Why?  Because we have aggressively harvested fossil fuels,
and 
embrace fruits of technology like Astroturf, the Walkman, microwave
ovens and 
frozen dinners.  Mr.  Gore deludes himself that his views are
morally superior 
to those of the populace.  He admits only grudgingly that he will
initially 
have to settle for the partial measures that are politically
possible -but, we 
are assured, he and his acolytes will keep bold and 
dramatic measures at the ready, awaiting the education and
enlightenment of the 
Great Unwashed.
Throughout his political career, Mr.  Gore has been
particularly loopy about 
biotechnology.  In 1983, then-Rep.  Gore endorsed a horrendous 
anti-biotechnology diatribe authored by technophobe Jeremy Rifkin,
calling it 
"a framework for critical consideration of future
technological advances." Harvard University evolutionary
biologist Stephen J.  Gould said of the same 
book, 
"I don't think I have ever read a shoddier work," and
characterized it as 
"anti-intellectual propaganda masquerading as
scholarship."
While a 
senator, Mr.  Gore excoriated plant breeders' decision to develop
gene-spliced 
plants that would decrease the overall use of herbicides and enable
farmers to 
substitute less hazardous chemicals, saying that it 
"lent credibility to those who argued that biotechnology would
make things worse 
before it made things 
better." This is a view shared by virtually no one in the
scientific community; and a 
measure of biotechnology's success is that last year, more than 80
million 
acres of gene-spliced plants were cultivated, about three-quarters
of that in 
the United States.
Finally, after years of prodigious 
efforts to get U.S.  regulatory agencies to introduce burdensome
and 
unnecessary biotech regulation, Mr.
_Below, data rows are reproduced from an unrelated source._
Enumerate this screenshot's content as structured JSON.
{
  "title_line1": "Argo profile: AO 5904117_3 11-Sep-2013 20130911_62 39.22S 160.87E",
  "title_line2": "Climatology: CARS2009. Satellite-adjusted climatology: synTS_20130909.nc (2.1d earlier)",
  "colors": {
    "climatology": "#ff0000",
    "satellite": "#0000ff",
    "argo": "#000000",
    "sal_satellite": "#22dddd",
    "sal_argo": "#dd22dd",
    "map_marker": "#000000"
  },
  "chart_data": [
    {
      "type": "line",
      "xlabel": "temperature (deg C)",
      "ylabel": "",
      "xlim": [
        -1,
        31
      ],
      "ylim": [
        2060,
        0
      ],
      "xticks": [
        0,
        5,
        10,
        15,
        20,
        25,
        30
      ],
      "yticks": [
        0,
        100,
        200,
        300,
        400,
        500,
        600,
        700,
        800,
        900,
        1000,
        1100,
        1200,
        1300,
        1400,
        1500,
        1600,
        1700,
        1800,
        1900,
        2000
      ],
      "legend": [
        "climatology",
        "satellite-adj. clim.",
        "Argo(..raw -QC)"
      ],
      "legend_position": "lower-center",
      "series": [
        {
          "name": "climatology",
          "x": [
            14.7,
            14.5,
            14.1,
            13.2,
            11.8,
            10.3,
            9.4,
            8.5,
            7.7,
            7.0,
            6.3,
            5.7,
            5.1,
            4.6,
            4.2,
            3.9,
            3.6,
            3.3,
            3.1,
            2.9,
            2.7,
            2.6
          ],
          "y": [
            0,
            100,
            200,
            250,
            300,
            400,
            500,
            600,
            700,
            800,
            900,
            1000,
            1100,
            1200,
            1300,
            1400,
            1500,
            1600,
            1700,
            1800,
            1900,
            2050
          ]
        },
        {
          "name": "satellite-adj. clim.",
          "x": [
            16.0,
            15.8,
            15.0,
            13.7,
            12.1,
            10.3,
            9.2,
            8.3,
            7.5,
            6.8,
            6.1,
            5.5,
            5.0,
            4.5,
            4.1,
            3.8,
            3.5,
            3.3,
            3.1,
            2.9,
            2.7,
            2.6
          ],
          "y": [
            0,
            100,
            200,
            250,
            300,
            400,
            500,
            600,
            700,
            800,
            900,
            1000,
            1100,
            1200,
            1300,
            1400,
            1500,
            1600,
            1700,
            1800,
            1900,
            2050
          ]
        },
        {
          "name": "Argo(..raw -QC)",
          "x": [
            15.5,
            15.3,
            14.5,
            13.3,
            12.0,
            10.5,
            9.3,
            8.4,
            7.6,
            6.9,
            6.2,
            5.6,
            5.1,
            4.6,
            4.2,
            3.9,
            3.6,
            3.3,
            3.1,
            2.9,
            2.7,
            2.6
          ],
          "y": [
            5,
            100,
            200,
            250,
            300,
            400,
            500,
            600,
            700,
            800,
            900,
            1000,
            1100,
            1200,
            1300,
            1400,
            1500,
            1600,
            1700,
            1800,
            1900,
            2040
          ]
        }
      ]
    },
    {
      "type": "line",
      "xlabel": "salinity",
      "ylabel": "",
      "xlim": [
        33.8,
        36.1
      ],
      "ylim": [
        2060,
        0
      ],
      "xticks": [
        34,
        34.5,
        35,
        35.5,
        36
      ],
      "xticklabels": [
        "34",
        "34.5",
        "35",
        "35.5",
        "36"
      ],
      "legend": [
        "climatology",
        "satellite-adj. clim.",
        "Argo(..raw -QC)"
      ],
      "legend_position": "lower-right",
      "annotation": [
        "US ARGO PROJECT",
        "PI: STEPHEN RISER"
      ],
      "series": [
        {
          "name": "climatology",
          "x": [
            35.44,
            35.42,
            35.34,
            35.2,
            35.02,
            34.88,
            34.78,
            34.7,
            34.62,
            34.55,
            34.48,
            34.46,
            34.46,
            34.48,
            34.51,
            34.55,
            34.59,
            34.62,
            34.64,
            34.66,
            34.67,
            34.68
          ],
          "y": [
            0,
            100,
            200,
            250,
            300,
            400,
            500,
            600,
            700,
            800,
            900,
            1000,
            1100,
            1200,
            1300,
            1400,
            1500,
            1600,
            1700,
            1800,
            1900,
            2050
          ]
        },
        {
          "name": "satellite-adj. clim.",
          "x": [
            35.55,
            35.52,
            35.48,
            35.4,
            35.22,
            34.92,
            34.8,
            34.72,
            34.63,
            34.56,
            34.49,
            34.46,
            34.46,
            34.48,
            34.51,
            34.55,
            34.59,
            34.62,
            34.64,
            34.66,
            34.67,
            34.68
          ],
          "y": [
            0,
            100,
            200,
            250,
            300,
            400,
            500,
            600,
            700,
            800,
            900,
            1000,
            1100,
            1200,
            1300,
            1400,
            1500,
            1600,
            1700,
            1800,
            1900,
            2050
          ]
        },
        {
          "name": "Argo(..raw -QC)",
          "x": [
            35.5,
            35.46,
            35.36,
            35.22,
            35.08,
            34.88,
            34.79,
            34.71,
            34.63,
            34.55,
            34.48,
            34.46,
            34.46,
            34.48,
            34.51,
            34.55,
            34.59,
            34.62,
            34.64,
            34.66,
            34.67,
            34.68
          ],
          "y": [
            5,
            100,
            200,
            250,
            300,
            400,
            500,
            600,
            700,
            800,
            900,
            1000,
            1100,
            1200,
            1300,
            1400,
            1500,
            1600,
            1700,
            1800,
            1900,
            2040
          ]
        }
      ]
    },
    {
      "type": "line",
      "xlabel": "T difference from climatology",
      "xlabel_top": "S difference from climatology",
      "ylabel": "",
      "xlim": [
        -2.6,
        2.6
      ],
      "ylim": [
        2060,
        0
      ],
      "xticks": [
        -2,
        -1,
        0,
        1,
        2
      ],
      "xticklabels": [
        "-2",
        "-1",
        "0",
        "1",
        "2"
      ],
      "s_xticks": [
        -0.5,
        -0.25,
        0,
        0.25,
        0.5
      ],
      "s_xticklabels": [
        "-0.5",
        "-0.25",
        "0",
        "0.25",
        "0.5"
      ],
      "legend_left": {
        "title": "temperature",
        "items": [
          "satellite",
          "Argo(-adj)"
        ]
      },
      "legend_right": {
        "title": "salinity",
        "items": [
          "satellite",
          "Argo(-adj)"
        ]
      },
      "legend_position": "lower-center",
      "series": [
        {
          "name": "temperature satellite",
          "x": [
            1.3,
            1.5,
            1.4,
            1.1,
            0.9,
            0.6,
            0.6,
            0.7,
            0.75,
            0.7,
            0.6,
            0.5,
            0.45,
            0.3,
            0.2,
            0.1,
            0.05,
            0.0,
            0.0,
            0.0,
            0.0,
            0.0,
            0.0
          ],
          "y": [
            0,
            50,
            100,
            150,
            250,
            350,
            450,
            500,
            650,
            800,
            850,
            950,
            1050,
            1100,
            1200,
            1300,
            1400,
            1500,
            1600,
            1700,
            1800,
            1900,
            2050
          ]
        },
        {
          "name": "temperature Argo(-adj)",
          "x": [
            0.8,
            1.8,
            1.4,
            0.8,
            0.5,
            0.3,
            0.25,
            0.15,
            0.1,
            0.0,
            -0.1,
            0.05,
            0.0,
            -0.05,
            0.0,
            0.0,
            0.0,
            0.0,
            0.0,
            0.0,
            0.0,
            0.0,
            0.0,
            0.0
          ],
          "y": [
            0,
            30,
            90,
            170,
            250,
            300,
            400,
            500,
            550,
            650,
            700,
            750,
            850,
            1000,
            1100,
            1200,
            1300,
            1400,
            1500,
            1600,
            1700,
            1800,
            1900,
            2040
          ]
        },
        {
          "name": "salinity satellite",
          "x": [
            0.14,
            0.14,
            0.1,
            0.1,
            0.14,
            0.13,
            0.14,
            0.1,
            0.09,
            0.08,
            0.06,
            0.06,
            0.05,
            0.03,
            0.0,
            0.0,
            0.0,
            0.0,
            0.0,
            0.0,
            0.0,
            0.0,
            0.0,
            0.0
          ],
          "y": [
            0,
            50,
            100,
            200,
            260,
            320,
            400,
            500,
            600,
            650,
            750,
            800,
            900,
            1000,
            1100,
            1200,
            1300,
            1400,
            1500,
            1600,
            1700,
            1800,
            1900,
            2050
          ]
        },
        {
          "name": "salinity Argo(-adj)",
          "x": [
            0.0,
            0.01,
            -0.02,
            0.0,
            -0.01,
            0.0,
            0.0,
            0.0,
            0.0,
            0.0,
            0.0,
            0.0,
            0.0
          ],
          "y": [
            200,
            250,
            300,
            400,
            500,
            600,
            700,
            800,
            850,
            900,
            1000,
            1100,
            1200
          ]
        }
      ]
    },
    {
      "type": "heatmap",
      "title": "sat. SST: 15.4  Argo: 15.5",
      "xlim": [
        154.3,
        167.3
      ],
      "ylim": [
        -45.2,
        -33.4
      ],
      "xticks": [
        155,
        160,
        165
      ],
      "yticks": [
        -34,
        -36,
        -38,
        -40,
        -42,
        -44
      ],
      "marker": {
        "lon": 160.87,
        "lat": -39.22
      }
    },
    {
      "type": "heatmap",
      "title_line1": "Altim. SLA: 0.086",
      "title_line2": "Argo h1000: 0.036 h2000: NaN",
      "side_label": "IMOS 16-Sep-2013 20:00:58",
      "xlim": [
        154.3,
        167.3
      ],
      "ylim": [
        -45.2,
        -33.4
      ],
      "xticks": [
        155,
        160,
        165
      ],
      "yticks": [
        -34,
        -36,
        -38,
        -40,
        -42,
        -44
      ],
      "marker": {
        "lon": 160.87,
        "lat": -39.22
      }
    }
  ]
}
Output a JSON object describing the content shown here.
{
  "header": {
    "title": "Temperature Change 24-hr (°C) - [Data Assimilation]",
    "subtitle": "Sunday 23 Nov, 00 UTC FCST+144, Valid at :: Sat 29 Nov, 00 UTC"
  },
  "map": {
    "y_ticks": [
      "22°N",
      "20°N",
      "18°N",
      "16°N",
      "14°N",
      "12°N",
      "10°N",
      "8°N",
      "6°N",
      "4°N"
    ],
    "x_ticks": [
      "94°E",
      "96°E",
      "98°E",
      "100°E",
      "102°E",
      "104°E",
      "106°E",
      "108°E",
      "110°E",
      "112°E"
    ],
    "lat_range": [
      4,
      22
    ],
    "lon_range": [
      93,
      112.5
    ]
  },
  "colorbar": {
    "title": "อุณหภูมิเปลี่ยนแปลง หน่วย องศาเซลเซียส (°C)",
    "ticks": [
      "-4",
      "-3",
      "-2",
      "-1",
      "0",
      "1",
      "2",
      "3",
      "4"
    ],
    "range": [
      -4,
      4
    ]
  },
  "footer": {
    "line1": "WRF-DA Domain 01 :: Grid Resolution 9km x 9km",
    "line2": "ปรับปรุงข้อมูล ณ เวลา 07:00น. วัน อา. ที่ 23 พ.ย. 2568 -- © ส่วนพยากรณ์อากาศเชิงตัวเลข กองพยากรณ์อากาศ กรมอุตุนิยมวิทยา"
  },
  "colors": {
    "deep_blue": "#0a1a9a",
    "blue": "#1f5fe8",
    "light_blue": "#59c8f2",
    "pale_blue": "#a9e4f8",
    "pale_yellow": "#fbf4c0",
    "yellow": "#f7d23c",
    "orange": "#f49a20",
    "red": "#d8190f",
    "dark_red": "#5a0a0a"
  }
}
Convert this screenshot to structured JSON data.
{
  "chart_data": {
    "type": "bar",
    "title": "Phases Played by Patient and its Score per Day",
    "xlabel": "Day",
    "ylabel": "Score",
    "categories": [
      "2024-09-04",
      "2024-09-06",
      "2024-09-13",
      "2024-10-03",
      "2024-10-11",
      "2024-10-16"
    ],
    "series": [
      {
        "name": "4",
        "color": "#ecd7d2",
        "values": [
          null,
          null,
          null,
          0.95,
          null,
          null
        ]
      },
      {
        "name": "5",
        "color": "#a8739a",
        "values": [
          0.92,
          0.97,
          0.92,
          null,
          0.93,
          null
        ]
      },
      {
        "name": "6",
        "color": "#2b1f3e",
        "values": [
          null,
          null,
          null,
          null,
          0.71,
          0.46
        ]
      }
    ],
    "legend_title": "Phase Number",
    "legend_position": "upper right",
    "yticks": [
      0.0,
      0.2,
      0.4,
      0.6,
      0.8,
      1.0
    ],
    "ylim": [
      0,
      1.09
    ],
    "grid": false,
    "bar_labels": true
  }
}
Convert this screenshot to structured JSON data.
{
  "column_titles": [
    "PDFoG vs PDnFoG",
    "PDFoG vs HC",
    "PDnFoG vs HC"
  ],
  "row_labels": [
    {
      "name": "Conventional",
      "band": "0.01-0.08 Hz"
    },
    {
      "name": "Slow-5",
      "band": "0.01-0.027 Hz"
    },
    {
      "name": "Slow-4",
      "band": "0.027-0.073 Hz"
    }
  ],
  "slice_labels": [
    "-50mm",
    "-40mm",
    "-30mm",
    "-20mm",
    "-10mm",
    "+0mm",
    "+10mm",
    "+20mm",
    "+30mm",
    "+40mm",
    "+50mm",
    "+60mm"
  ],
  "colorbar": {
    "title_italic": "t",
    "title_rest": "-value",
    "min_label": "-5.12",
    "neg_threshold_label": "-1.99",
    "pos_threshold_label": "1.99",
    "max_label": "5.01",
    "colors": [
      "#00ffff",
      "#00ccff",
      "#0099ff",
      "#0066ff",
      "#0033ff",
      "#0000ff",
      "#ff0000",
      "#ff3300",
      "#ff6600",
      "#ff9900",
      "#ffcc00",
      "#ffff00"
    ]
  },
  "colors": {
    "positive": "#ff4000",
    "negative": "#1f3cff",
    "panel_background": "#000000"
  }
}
Gore came up with this
ingenious but 
bizarre twist: 
"The most lasting impact of biotechnology on the food supply
may come not from 
something going wrong, but from all going right.  
My biggest fear is not that by accident we will set loose some
genetically 
defective Andromeda strain. Given our past record in dealing with
agriculture, 
we're far more likely to accidentally drown ourselves in a sea of
excess grain." Somebody needs to remind him that the 
planet's population is expected to double within the next decade or
two.
The bottom line is that, to use an esoteric medical term,
Mr.  Gore has a screw 
loose.  I wouldn't want him for a neighbor, let alone as the leader
of the Free 
World.
Henry I.  
Miller is a 
senior research fellow at Stanford University's Hoover Institution
and the 
author of 
"Policy Controversy in Biotechnology: An Insider's View."